While our integration approach epitomizes on the increased sensitivity provided by multivariate analysis in each modality, the multivariate treatment is not complete. Our approach does not allow estimation of the relation between any set of voxels and MEG data but is constrained in that only local response fMRI patterns are considered in the searchlight approach. We thus trade the ability to account for widely distributed information across the whole brain for precise localization and computational tractability.

The second advantage of the integration approach is the high specificity of the integration results. By seeking shared MEG and fMRI similarity patterns across a large set of conditions, that is, covariance in similarity relations, our approach provides rich constraints on integration: for a set of any C conditions, there are ((C × C) − C)/2 different values in the representation matrices being compared. In contrast, previous approaches relied on smaller sets, that is, co-variance in activation across few steps of parametric modulation (Mangun et al. 1997; Horovitz et al. 2004; Schicke et al. 2006) or co-variance across subjects (Sadeh et al. 2011). However, the high specificity of our approach is limited to experimental contexts where a large number of conditions are available. For best results, specifically optimized experimental paradigms are thus required.

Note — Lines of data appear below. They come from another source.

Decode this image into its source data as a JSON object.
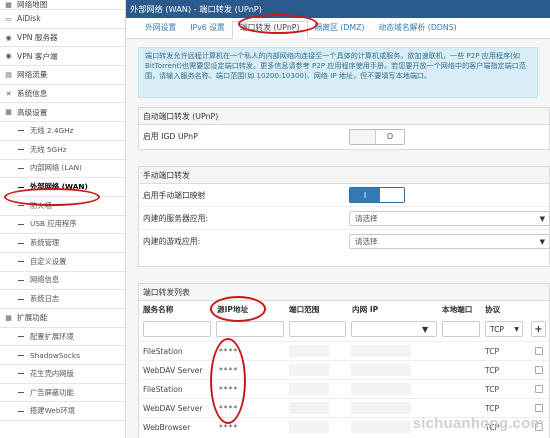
{
  "sidebar": {
    "items": [
      {
        "label": "网络地图",
        "icon": "map-icon",
        "level": "top"
      },
      {
        "label": "AiDisk",
        "icon": "disk-icon",
        "level": "top"
      },
      {
        "label": "VPN 服务器",
        "icon": "vpn-server-icon",
        "level": "top"
      },
      {
        "label": "VPN 客户端",
        "icon": "vpn-client-icon",
        "level": "top"
      },
      {
        "label": "网络流量",
        "icon": "traffic-icon",
        "level": "top"
      },
      {
        "label": "系统信息",
        "icon": "info-icon",
        "level": "top"
      },
      {
        "label": "高级设置",
        "icon": "settings-icon",
        "level": "top"
      },
      {
        "label": "无线 2.4GHz",
        "level": "sub"
      },
      {
        "label": "无线 5GHz",
        "level": "sub"
      },
      {
        "label": "内部网络 (LAN)",
        "level": "sub"
      },
      {
        "label": "外部网络 (WAN)",
        "level": "sub",
        "active": true
      },
      {
        "label": "防火墙",
        "level": "sub"
      },
      {
        "label": "USB 应用程序",
        "level": "sub"
      },
      {
        "label": "系统管理",
        "level": "sub"
      },
      {
        "label": "自定义设置",
        "level": "sub"
      },
      {
        "label": "网络信息",
        "level": "sub"
      },
      {
        "label": "系统日志",
        "level": "sub"
      },
      {
        "label": "扩展功能",
        "icon": "extension-icon",
        "level": "top"
      },
      {
        "label": "配置扩展环境",
        "level": "sub"
      },
      {
        "label": "ShadowSocks",
        "level": "sub"
      },
      {
        "label": "花生壳内网版",
        "level": "sub"
      },
      {
        "label": "广告屏蔽功能",
        "level": "sub"
      },
      {
        "label": "搭建Web环境",
        "level": "sub"
      }
    ]
  },
  "header": {
    "title": "外部网络 (WAN) - 端口转发 (UPnP)"
  },
  "tabs": [
    {
      "label": "外网设置"
    },
    {
      "label": "IPv6 设置"
    },
    {
      "label": "端口转发 (UPnP)",
      "active": true
    },
    {
      "label": "隔离区 (DMZ)"
    },
    {
      "label": "动态域名解析 (DDNS)"
    }
  ],
  "info": {
    "text": "端口转发允许远程计算机在一个私人的内部网络内连接至一个具体的计算机或服务。欲加速联机，一些 P2P 应用程序(如 BitTorrent)也需要您设定端口转发。更多信息请参考 P2P 应用程序使用手册。若您要开放一个网络中的客户端指定端口范围，请输入服务名称、端口范围(如 10200:10300)、网络 IP 地址，但不要填写本地端口。"
  },
  "auto": {
    "heading": "自动端口转发 (UPnP)",
    "igd_label": "启用 IGD UPnP",
    "igd_state": "O"
  },
  "manual": {
    "heading": "手动端口转发",
    "enable_label": "启用手动端口映射",
    "enable_state": "I",
    "server_label": "内建的服务器应用:",
    "server_value": "请选择",
    "game_label": "内建的游戏应用:",
    "game_value": "请选择"
  },
  "list": {
    "heading": "端口转发列表",
    "columns": {
      "service": "服务名称",
      "source": "源IP地址",
      "port_range": "端口范围",
      "intranet_ip": "内网 IP",
      "local_port": "本地端口",
      "protocol": "协议"
    },
    "protocol_default": "TCP",
    "add_label": "+",
    "rows": [
      {
        "service": "FileStation",
        "source": "****",
        "protocol": "TCP"
      },
      {
        "service": "WebDAV Server",
        "source": "****",
        "protocol": "TCP"
      },
      {
        "service": "FileStation",
        "source": "****",
        "protocol": "TCP"
      },
      {
        "service": "WebDAV Server",
        "source": "****",
        "protocol": "TCP"
      },
      {
        "service": "WebBrowser",
        "source": "****",
        "protocol": "TCP"
      }
    ]
  },
  "watermark": "sichuanhong.com",
  "colors": {
    "header": "#2b5a8c",
    "link": "#337ab7",
    "highlight_ring": "#c8191b",
    "info_bg": "#d9edf7"
  }
}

A third advantage of technical nature is that M/EEG and fMRI data need not be acquired simultaneously (Eichele et al. 2005; Debener et al. 2006; Huster et al. 2012) but can be acquired consecutively (for the case of EEG-fMRI). This avoids mutual interference during acquisition and allows imaging modality-specific experimental design optimization. Note this is also a disadvantage: currently our approach does not use the information provided by single-trial-based analysis of simultaneously acquired EEG-fMRI data. However, our entire approach extends directly to EEG without modification and can thus be applied to simultaneously acquired EEG-fMRI data. Future research may address the combination of information from single-trial-based analysis with representational similarity analysis as used here.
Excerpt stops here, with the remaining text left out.